The study was the first of its kind to examine candidate behavior within the healthcare profession and one of the few to examine nudging techniques as a tool to increase diversity among candidates.
Hammond’s study assessed both the effect of basic textual nudges, such as timely reminders to complete application tasks, as well as the effect of nudges that included messages designed to create a sense of belonging and highlight the profession’s commitment to diversity and inclusion. The results showed that nudges had no effect on job completion, indicating that more needs to be done to successfully diversify the profession.
“The findings of this study suggest that advancing diversity will take more than just a nudge.
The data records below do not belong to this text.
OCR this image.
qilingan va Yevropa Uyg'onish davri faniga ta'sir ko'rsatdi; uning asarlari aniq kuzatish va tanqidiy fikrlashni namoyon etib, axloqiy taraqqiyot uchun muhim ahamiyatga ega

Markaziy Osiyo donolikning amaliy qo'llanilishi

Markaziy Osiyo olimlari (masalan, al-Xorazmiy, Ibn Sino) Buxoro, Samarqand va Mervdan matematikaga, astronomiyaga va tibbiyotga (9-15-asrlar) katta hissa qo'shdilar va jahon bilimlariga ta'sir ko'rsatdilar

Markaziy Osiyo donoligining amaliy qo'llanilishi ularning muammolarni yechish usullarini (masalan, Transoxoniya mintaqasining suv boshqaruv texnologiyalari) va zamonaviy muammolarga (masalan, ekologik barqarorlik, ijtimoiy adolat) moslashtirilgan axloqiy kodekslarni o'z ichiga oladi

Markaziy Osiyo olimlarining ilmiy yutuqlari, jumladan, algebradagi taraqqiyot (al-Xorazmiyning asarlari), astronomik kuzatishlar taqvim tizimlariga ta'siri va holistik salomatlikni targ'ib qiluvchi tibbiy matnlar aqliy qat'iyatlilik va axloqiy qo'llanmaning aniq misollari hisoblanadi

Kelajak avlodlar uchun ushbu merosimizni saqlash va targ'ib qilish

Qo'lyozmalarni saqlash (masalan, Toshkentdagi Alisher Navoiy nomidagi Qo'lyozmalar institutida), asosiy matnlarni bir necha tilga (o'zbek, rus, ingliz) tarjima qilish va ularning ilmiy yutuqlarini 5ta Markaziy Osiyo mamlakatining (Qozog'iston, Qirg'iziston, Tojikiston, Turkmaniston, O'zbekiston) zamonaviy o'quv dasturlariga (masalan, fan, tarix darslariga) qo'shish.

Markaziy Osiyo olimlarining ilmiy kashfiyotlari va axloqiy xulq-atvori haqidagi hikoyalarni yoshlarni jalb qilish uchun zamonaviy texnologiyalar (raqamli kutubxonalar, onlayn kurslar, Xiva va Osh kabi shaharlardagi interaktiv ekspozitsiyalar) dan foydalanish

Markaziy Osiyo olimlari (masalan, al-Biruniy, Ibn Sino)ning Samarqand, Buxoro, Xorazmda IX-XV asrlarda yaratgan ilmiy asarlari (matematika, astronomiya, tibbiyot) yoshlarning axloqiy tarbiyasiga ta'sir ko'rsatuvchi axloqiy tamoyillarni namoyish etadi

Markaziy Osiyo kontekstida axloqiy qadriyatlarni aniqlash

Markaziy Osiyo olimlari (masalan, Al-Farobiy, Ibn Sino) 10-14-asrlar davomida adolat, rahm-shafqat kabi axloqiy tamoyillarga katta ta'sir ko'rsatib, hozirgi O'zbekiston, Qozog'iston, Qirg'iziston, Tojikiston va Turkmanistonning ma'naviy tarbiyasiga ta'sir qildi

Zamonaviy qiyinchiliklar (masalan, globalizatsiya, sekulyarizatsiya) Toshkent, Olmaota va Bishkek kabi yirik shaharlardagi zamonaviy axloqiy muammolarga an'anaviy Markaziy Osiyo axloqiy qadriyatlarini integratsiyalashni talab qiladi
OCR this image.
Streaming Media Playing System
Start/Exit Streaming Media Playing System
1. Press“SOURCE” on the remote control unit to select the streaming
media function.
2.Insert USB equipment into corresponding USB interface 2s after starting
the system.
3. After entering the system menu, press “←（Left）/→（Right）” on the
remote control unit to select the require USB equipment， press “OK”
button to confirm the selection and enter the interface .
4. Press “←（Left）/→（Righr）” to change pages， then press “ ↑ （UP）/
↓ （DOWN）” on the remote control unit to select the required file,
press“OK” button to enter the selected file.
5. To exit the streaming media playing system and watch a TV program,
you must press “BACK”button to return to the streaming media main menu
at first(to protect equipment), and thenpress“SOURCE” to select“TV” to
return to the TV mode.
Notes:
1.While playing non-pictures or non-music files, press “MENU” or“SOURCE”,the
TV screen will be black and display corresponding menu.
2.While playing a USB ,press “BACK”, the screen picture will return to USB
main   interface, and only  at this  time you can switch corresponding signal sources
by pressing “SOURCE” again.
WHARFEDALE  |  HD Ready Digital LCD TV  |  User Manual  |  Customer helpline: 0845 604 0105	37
This study has important implications for strategic diversity initiatives in veterinary medicine education, drawing attention to increased barriers for underrepresented people,” she said. “The results of this study may help us better understand the contexts in which the nudge is unlikely to be effective.”
As she prepares to take on her next role as a postdoctoral fellow at the University of North Carolina at Chapel Hill this summer, Hammond said she believes her time at the College of Education has provided her with the necessary skills. to continue to conduct a thoughtful and rigorous conduct. research, and she feels honored to know that her work is already having an impact.
“I am honored to have my thesis recognized with the Outstanding Dissertation Award. I am so proud of this work and the community involved,” she said. “They say, ‘it takes a village’ and in this case two colleges came together to help me make a difference. I know firsthand the value this university places on working on diversity, equity and inclusion.